(52e) Efficient, Precise and Accurate Methods of Calculating Solid-Phase Free Energies by Molecular Simulation

Free energy is an important element in evaluating the stability of a solid crystal. A stable form of crystalline solid occupies an atomic/ molecular packing that gives the lowest free energy. The existing reliable free-energy calculation methods usually involve lengthy thermodynamic integration procedures. To improve the calculation efficiency, we present a novel approach that enables us to calculate the absolute free energy of a crystalline solid by applying targeted free-energy perturbation staged using overlap sampling. The underlying idea of this method is based upon the knowledge of phase-space relation between the two perturbing systems and introduction of appropriate scaling parameter (to the atomic displacement and/ or molecular orientation) to improve the overlap of configuration space of the two systems and eventually the free-energy results.    

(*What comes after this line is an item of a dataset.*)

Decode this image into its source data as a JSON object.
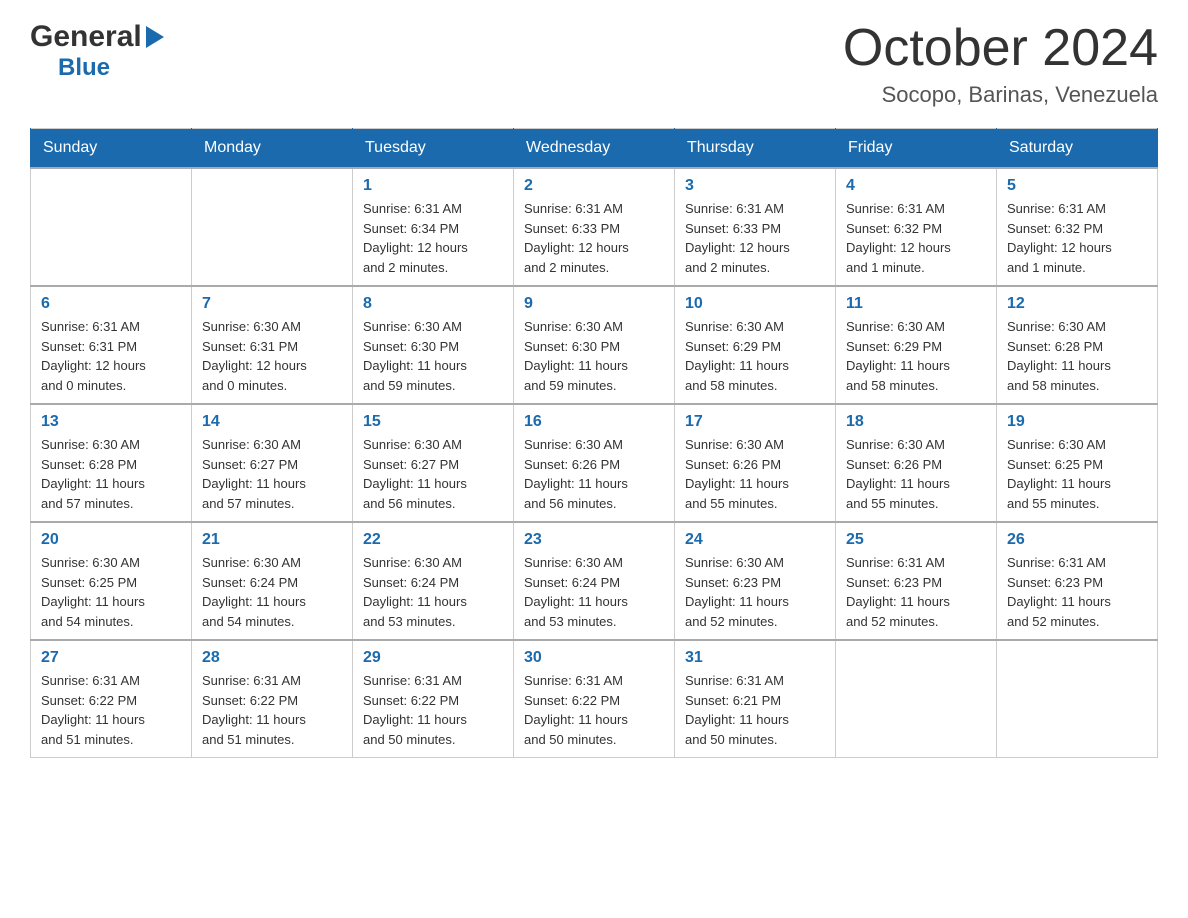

We have examined this idea to compute the change in free energy with temperature of the soft-sphere crystalline solid. In this method, the free energy difference between nearby temperatures is calculated via overlap-sampling free-energy perturbation with the Bennett’s optimization. Coupled to this is a harmonically targeted perturbation that displaces the atoms in a manner consistent with the temperature change, such that for a harmonic system the free-energy difference would be recovered with no error. A series of such perturbations can be assembled to bridge larger gaps in temperature. An absolute free energy is then computed by implementing the series to near-zero temperature, where the harmonic model becomes very accurate. This method is shown to provide very precise and accurate results. An extension of this method is the absolute free-energy calculation of the realistic linear-molecular nitrogen model, specifically the orientationally-ordered a- and orientationally-disordered β-phase structures. Through this method, the absolute free energies for both the orientationally-ordered and disordered structures are successfully calculated and the coexistence curve for the two phases is traced from zero to 0.12 GPa.